While in Santa Fe back in September we had these wonderful Blue Corn Muffins served with chipotle butter. The butter was so good and had a little heat and a little sweetness to it and got me thinking about the compound butter post I had started years ago and never finished.
Compound butter is simply butter with elegance added and we all are aware that anything with butter is all that much better and when we are starting to see our herbs come to the end of their summer lives what better way to resurect them than to make a compound butter to put in your freezer for those cold (or chilly) months and remember what your herbs gave up for you. Typically compound butters are rolled into a cylinder shape and chilled or frozen and then pats of the butter are served on the steak, fish or even vegetables or even better a sweet butter with a warm scone.
I love making compound butters because it makes whatever you put it on so delicious. A compound butter simply means that there is some sort of flavoring or seasoning added to the butter. It can be a savory butter or a sweet butter to go along with your morning scones.

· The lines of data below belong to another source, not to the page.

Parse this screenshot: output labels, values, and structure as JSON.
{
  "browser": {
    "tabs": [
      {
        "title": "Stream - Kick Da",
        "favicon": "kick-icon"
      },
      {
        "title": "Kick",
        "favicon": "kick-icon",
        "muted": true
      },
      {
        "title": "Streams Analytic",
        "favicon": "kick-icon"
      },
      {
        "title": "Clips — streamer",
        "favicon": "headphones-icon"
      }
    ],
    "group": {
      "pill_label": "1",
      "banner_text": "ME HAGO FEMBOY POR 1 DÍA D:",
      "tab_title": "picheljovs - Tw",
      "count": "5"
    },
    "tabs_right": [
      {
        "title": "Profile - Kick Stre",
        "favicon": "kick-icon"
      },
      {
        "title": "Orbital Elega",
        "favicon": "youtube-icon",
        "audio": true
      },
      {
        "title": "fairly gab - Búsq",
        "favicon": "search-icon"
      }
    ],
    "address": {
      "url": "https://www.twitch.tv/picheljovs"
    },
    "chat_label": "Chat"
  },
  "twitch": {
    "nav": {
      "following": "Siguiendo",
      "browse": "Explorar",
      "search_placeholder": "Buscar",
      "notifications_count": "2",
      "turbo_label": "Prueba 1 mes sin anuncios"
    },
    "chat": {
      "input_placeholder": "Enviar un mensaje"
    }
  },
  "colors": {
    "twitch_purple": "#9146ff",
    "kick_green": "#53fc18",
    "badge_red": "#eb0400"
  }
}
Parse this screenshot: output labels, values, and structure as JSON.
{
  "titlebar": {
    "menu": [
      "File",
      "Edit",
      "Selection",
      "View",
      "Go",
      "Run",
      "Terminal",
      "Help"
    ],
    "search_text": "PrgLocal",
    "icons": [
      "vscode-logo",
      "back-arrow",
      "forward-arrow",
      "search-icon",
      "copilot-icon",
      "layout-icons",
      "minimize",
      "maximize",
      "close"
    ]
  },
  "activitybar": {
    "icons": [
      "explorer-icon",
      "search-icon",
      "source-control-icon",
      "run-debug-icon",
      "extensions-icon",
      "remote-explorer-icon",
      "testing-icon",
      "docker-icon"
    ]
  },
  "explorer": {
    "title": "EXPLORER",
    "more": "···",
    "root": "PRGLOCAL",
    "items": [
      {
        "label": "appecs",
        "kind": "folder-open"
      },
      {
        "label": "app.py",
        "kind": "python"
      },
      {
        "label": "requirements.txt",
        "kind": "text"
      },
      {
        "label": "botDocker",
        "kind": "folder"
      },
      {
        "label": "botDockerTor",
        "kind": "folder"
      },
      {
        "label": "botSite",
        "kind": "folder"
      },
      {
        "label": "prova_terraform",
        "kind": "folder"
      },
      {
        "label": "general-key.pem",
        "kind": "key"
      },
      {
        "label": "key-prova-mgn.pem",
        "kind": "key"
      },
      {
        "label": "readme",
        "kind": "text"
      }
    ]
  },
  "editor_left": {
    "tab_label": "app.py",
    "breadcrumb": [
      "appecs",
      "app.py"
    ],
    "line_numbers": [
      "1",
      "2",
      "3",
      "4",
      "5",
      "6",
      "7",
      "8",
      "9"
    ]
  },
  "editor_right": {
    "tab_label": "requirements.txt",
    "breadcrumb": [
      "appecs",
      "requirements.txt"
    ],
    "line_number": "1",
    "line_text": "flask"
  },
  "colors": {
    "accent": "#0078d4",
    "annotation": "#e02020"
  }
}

I think the first time I ever made a compound butter was when I made Chicken Kiev as a newlywed and wow, how wonderful it made something that wasn’t much more than a fancy fried chicken breast, rolled around a piece of butter and deep fried. But, when you cut in the Chicken Kiev and that herbed butter streamed all over the rice you had set it on, I knew then that I was going to like this new adventure of cooking for my family.